La douleur d’un enfant, lorsqu’elle ne vient pas de quelque poupée cassée, a quelque chose de sacrilège. Douleur de grande personne, douleur qui n’êtes pas à l’échelle, est-ce que vous ne pourriez pas me laisser être de mon âge ? Quand je serai grande, qu’aura-t-on à m’offrir pour réparer cet irréparable : mon enfance attristée ?

Toutoune, assise contre l’oreiller, réalise que sa mère est partie, et ne reviendra pas avant de longs mois. La petite pâlotte baisse la tête. Ses deux grosses nattes, pareilles à de l’herbe séchée et tordue, pendent le long de sa figure mal équarrie où les yeux, avec leur regard malheureux, mettent un charme singulier.

Et, tout à coup, un petit plaisir traverse la grande souffrance sans paroles. Toutoune a fait un bond pour sauter du lit. Longue chemise de nuit blanche, elle traverse la chambre, pieds nus sur le glacial carreau rouge de l’ancien temps, et s’en va tirer de toutes ses forces le tiroir difficile de la commode Louis XVI.

Là dedans est caché le mouchoir sur lequel maman a versé la dernière goutte de parfum. Toutoune l’a caché sous des amas de choses, pour n’être pas tentée de le respirer trop souvent. Elle croit que respirer un parfum l’use. En laissant enfermé le mouchoir, l’odeur se conservera très longtemps, peut-être jusqu’au retour de l’absente.

Le tiroir enfin ouvert, l’enfant trouve son trésor. La voici qui plonge son museau de chien-loup dans le petit linge ensorcelé.

Parfum, parfum qui évoques, qui fais naître des apparitions derrière les paupières closes de l’extase, parfum, présence réelle, cruel parfum qui nous redonne tout un être, alors que nos pauvres bras ne serrent sur nos pauvres cœurs que du vide…

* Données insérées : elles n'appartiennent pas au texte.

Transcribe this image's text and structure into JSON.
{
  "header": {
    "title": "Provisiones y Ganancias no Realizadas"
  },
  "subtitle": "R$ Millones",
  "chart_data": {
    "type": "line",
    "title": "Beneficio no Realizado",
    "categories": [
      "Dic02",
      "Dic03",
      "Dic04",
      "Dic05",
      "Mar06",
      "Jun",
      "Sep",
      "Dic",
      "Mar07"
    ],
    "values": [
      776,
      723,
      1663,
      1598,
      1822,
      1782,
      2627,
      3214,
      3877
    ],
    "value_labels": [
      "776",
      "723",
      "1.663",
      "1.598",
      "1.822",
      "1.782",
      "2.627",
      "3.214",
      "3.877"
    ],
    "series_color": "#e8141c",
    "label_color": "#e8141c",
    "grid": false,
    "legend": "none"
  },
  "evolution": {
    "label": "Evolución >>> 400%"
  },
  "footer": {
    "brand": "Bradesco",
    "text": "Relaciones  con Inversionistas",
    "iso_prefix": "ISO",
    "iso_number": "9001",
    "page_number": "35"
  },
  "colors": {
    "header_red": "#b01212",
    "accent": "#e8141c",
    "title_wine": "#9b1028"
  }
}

Les larmes aux yeux encore, la petite fille retourne à son lit, saute dedans d’un bond, renfonce sous les couvertures ses pieds refroidis, son corps étroit. Faisons semblant de dormir, car voici la mère Lacoste qui monte. Ce mouchoir, c’est un grand secret qu’il ne faut pas dire. C’est gentil d’avoir ce secret-là dans son âme…

— Bonjour, ma Charlotte !

La mère Lacoste porte avec soin le plateau de bois où fume le bol de café au lait, où le pain mollet, le beurre et le sucre s’échafaudent. Son profil de vieille Normande au beau nez, dessine sur le camaïeu ses lignes nettes. Elle est grande, osseuse, édentée, coiffée d’un bonnet blanc, respectable, propre, avec des petits yeux sérieux et réticents où veille la froideur moqueuse de la race, pour remettre chacun à sa place et repousser les familiarités.

Cette dignité naturelle, apanage de ceux de chez nous, sait quelquefois s’attendrir quand il le faut. Les vieux petits yeux dévisagent Toutoune, tandis que les mains serviables disposent le plateau sur le lit.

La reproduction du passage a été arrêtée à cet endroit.